Social workers, advocates, financial counselors and patient navigators at your medical facility can refer you to local organizations that can help, and many advocacy groups and other nonprofit organizations will also point you toward sources of financial assistance. Federal laws offer benefits, protect you from the loss of health insurance and guard against discrimination on the basis of your health. And don’t forget your family and friends. They can help you search for financial assistance and offer advice about what is most helpful for you.
10 Helpful Steps
- Review your income and expenses. Gather your current bills and check stubs to gain a better understanding of how much money you currently have coming in and going out. Next, review your health insurance policy to determine your deductibles, co-payments and covered services, and then use that information to help estimate your out-of-pocket medical expenses. Finally, list any savings or other assets (life insurance plan, property, investments) that you can use to get cash if you need to, and talk to your family about ways you can all cut back on expenses.
- Complete a budget worksheet. List your income and expenses (some of which will be estimates) on a budget worksheet. Complete a new worksheet each month to track your finances and become better prepared for your expenses.

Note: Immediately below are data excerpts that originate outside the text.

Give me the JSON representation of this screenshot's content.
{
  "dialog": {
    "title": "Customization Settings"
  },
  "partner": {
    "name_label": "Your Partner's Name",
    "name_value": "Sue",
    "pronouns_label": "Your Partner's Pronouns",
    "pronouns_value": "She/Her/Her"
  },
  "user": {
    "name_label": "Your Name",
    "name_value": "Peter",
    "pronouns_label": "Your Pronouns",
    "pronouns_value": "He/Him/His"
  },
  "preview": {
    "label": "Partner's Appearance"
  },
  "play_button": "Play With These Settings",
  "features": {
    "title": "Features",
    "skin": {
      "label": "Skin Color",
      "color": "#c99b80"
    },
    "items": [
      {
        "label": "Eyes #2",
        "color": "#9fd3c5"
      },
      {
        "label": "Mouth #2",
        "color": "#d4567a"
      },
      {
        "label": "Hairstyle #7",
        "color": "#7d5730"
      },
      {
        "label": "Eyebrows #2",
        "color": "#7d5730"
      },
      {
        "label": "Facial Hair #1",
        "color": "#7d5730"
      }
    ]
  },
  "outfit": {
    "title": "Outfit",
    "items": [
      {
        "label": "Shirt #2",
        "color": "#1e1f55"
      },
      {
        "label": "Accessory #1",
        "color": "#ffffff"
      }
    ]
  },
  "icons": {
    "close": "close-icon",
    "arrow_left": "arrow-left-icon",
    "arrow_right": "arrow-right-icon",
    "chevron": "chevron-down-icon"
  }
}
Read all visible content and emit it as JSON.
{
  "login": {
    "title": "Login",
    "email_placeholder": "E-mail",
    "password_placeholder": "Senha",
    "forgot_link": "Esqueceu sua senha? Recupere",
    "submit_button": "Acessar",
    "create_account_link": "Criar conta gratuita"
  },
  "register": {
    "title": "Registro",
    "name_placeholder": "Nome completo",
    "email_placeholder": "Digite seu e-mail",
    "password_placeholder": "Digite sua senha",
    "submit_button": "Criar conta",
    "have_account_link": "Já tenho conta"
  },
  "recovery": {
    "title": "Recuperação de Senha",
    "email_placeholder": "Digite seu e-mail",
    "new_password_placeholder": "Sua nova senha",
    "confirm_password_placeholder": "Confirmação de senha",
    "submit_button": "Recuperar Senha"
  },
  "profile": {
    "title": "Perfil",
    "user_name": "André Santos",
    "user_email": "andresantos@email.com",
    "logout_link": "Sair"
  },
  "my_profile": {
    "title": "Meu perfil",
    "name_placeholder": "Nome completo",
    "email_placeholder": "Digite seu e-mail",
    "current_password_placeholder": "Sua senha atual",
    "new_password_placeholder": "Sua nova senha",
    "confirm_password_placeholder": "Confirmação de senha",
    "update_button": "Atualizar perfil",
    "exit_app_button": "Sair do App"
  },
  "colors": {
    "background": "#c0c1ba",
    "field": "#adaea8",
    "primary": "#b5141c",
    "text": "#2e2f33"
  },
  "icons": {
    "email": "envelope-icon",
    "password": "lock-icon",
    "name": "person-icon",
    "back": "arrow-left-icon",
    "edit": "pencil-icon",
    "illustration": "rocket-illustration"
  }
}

- Talk to your health care team. Most medical facilities have social workers, financial counselors and patient navigators who can help you with financial issues. Special payment arrangements are usually possible.
- Get the most out of your insurance. File claims for reimbursement immediately and question any denials. Always review your policy, ask for help from your doctor’s office and file an appeal.
- Find ways to reduce the cost of drugs. Look for a pharmacy in your area that offers low prices on generic drugs. Your anti-cancer drugs may not be included in low-cost lists, but other drugs, such as those prescribed to help you manage side effects, are frequently available in a generic form. Also, check to see if the manufacturer of your anti-cancer drug has a financial assistance program. If you have Medicare coverage with a Part D prescription drug plan, see if another Part D plan covers more of your cancer-related drugs. Finally, find out if your insurance offers a mail-order prescription program, as the cost is usually lower than getting drugs from a local pharmacy.
- Search for financial assistance. Many national and local advocacy groups and other nonprofit organizations can help provide financial assistance. See pages 16-17 for a list of resources you can start with.
- Learn about possible benefits and protections. Review federal laws, including COBRA, FMLA and HIPAA, to see if you are eligible for any benefits and/or protections related to your health care and employment. A social worker can assist, and several organizations can help you determine whether these laws apply to you.
- Tell creditors about your situation. If your budget shows that your expenses exceed your income, get in front of the problem by talking to your creditors. It may be possible to negotiate payments. A nonprofit credit counseling service may also be able to help you work with your creditors. Communicate as needed.
- Take care of estate planning. Give yourself peace of mind and a sense of security by preparing and documenting a plan of how to divide your property before and after death.
- Keep your paperwork organized. Being organized is integral to handling financial matters. Set up a system early, and stay organized so you never have to scramble for a document.